When Ashley Downing began looking for a career, the health care industry caught her eye — but she had one stipulation.
“(I) wanted nothing to do with blood,” Downing said.
The 26-year-old Wausau woman found a way to make that work. She now works as the supervisor of medical records at Aspirus, one of the few health care fields that doesn’t include patient contact or require her to deal with bodily fluids.
And there are plenty more where that came from. Medical-record jobs are expected to increase by 20 percent in the next seven years, according to the Bureau of Labor Statistics, providing thousands of opportunities for people seeking the stability of a health care job but no patient interaction.
The projected expansion is one reason more colleges are offering health information programs. Rasmussen College immediately offered the program when it opened in Wausau in 2010. Northcentral Technical College also offers a program that trains people to work with medical records.
According to the Bureau of Labor Statistics, the median salary in the field is $30,600, with the highest 10 percent of employees making more than $50,000 a year.
“Our graduates are going to be the key people for those jobs,” said Hertencia Bowe, national director for the health information management program at Rasmussen College. “It’s a high-demand job.”
The reason for the projected expansion is twofold, according to the Bureau of Labor Statistics. For one, electronic medical records, already common in central Wisconsin, are being used in more and more hospitals and clinics. As part of national health care reform, providers have monetary incentives and could face penalties if they don’t incorporate electronic records by 2014.
Also, medical tests, treatments and procedures are expected to grow as the baby boomer generation increasingly needs more health care services.
“Things like that let us know this is going to grow,” Bowe said.
Essentially, people working with electronic medical records are the custodians of the records. They spend a lot of time putting in codes for procedures and tests that help streamline the billing and insurance process, Downing said. Medical records employees also analyze the data, and make it available to patients and providers.
At Aspirus, currently only nursing documentation is electronic, but doctors should be using electronic records by November, Downing said.
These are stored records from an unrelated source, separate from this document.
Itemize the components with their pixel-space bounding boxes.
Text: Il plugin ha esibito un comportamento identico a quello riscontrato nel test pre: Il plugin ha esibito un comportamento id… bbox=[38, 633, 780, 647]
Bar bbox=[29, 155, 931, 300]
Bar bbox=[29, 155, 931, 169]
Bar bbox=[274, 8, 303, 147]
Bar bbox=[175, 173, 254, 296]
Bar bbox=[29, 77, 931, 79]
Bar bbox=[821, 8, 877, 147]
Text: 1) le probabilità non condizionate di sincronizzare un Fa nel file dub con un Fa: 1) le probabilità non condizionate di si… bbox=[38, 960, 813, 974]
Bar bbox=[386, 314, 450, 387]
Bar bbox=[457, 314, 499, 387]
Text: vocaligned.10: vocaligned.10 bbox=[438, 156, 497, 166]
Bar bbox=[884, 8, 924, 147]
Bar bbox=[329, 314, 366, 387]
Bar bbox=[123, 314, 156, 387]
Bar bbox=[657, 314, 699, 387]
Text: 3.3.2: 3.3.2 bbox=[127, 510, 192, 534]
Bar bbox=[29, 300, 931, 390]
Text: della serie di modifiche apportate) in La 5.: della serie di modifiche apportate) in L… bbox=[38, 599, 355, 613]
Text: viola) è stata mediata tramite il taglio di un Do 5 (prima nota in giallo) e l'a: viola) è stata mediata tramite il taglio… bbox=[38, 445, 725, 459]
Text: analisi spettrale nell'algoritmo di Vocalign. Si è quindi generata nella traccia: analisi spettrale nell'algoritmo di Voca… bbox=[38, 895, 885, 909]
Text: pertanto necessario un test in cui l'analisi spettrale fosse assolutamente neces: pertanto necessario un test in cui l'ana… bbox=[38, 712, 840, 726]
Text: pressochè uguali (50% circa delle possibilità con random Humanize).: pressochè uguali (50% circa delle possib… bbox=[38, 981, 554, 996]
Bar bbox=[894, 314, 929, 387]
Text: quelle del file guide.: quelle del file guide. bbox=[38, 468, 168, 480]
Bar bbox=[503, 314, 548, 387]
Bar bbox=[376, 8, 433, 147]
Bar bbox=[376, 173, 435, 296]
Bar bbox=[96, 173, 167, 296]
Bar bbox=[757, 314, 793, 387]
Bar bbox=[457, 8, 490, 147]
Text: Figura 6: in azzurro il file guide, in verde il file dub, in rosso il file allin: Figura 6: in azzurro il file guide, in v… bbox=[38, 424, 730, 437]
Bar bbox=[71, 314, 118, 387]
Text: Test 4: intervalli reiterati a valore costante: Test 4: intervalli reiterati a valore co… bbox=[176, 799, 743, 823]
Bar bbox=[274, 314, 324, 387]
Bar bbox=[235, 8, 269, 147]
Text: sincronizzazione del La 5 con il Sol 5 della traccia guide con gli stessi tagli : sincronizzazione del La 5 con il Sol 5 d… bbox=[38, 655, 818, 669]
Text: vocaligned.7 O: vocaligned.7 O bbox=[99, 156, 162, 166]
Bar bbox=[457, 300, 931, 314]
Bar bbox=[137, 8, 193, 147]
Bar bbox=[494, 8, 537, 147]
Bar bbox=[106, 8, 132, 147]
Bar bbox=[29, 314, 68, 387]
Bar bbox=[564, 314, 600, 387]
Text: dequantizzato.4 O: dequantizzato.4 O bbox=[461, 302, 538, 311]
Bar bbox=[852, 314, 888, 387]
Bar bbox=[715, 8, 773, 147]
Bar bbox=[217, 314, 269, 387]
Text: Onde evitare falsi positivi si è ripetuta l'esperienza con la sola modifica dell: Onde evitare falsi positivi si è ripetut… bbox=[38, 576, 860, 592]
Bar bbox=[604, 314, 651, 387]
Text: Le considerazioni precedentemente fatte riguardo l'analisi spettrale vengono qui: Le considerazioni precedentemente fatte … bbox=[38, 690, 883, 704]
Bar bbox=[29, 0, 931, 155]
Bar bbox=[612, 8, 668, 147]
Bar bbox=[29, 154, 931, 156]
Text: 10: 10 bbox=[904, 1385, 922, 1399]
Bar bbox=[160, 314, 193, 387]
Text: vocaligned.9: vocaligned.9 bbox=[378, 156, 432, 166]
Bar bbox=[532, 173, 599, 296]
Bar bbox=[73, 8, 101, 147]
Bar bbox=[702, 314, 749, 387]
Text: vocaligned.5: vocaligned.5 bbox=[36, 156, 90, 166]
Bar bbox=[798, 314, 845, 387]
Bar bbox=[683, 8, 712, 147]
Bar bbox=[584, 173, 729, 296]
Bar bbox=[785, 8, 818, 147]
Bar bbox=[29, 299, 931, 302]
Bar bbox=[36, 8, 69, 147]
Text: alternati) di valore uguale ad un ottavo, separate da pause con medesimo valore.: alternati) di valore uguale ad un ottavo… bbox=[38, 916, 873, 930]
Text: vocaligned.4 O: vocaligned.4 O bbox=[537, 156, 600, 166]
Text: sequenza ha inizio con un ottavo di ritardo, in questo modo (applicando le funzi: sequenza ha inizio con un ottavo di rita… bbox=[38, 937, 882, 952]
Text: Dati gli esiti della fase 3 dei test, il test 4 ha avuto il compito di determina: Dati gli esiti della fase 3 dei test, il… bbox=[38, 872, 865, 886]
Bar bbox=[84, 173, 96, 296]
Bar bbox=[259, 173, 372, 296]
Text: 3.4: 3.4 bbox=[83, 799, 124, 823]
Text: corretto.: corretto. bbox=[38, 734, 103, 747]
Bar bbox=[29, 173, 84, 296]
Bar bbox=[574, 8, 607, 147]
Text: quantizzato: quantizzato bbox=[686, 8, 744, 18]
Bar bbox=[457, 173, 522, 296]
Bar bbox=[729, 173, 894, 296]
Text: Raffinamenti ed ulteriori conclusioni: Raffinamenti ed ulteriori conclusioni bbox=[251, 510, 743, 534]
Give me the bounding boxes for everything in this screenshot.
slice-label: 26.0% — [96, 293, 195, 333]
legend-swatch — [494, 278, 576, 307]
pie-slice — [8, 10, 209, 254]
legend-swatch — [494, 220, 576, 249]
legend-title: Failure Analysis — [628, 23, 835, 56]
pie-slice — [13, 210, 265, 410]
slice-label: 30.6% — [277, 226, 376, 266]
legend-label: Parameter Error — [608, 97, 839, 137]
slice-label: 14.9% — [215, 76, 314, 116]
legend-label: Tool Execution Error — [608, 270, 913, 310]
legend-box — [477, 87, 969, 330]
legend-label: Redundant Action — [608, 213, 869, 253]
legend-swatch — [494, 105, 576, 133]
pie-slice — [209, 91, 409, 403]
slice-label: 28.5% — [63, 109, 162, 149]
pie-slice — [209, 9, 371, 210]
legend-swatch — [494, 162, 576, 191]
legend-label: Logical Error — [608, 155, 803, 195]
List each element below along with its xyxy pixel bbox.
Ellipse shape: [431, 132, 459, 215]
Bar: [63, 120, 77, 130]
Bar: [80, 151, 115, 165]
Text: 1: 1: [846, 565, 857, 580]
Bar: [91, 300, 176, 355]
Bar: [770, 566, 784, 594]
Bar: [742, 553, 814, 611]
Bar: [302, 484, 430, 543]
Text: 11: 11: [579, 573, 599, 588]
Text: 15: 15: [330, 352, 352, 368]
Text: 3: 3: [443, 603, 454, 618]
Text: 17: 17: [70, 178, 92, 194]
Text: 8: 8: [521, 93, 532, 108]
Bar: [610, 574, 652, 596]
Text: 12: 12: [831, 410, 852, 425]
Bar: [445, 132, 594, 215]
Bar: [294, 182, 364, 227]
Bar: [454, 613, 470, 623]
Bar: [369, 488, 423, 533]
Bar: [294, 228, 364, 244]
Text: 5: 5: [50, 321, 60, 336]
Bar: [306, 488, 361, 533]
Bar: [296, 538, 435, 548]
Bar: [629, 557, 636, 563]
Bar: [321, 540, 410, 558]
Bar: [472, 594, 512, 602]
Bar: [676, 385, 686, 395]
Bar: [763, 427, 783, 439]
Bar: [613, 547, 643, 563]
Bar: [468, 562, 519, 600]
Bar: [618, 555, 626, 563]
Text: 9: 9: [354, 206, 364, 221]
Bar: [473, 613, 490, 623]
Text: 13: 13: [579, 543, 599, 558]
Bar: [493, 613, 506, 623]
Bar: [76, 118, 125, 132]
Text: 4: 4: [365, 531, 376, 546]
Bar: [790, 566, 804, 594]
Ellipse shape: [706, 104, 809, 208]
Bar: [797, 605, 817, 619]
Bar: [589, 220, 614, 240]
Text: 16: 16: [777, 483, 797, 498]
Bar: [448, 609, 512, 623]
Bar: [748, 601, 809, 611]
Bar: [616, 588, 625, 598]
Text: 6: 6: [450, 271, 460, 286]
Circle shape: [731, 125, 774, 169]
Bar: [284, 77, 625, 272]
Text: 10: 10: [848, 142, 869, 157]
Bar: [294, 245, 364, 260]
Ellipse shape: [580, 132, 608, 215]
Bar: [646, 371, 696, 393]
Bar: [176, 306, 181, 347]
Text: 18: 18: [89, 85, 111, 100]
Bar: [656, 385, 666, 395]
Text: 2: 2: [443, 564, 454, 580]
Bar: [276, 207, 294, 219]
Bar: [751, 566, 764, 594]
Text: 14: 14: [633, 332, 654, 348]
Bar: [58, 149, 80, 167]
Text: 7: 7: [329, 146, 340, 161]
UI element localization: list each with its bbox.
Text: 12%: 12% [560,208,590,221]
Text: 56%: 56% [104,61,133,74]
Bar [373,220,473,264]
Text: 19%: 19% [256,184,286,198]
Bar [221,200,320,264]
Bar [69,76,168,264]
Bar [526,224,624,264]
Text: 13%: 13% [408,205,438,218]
That has provided new work for her 43-person staff as it continues to scan in records and prepare for the transition.
Sandie Miller of Rhinelander is one person who sees a future in medical records. The 48-year-old enrolled in the health information technology program at Rasmussen and takes most of her classes online, while continuing to work at Ministry Saint Mary’s Hospital scheduling patient appointments.
She said she wants to be proficient in terms of how to properly do coding in records as the hospital transitions to a new system.
“The growth did draw me in,” she said. “They’re predicting coders to be in really high demand.”